Sędziowie mają dobre powody, by nie uznawać Izby Dyscyplinarnej - uchwała Sądu Najwyższego realizowała wyrok Trybunału Sprawiedliwości Unii Europejskiej. Można się spodziewać, że także w sprawie "ustawy kagańcowej" wkroczą instytucje europejskie. Ustawa prawie na pewno zostanie skierowana przez Komisję Europejską do TSUE, a ten bardzo szybko - zanim wyda ostateczne postanowienie - może zamrozić obowiązywanie jej najbardziej represyjnych przepisów.
Opozycja straszy, że ustawa to krok ku Polexitowi.

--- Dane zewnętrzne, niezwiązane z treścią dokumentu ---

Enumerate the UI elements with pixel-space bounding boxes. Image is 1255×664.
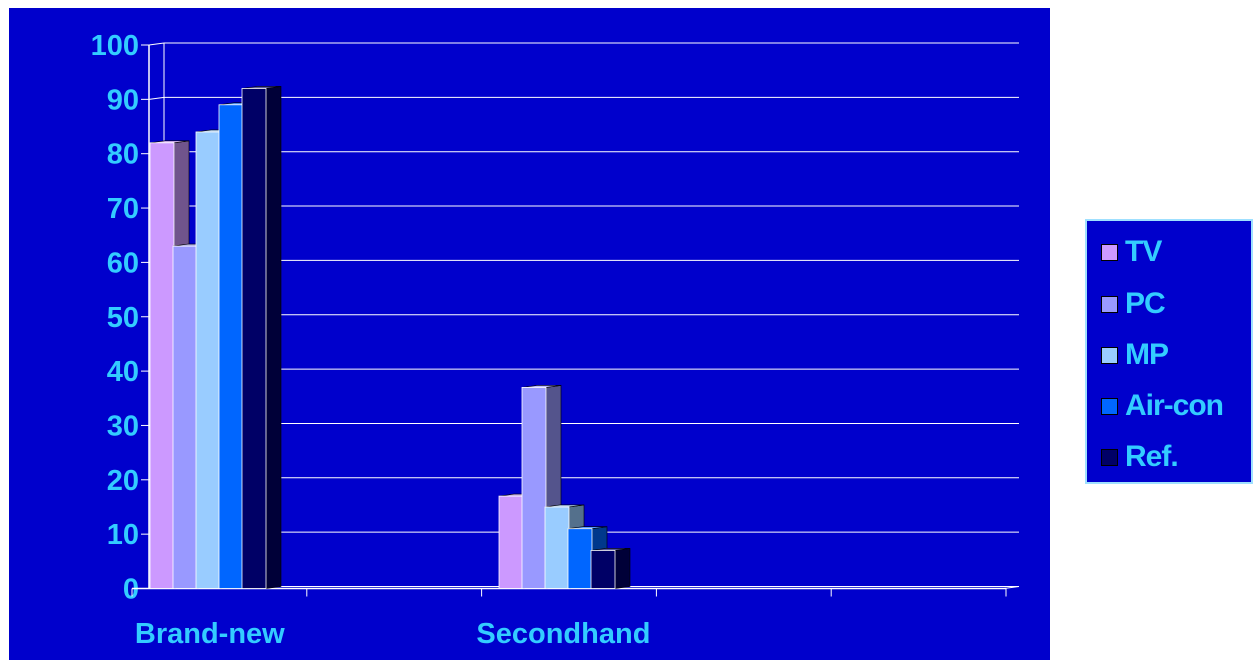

Nawet jeśli to przesada, to otwiera ona kolejny front polskiego rządu w sporze z Europą, dostarczając dogodnych argumentów wszystkim tym, którzy uważają, że z Polakami rozmawiać się nie da, a dostęp do unijnych funduszy powinien być powiązany z respektowaniem zasad praworządności.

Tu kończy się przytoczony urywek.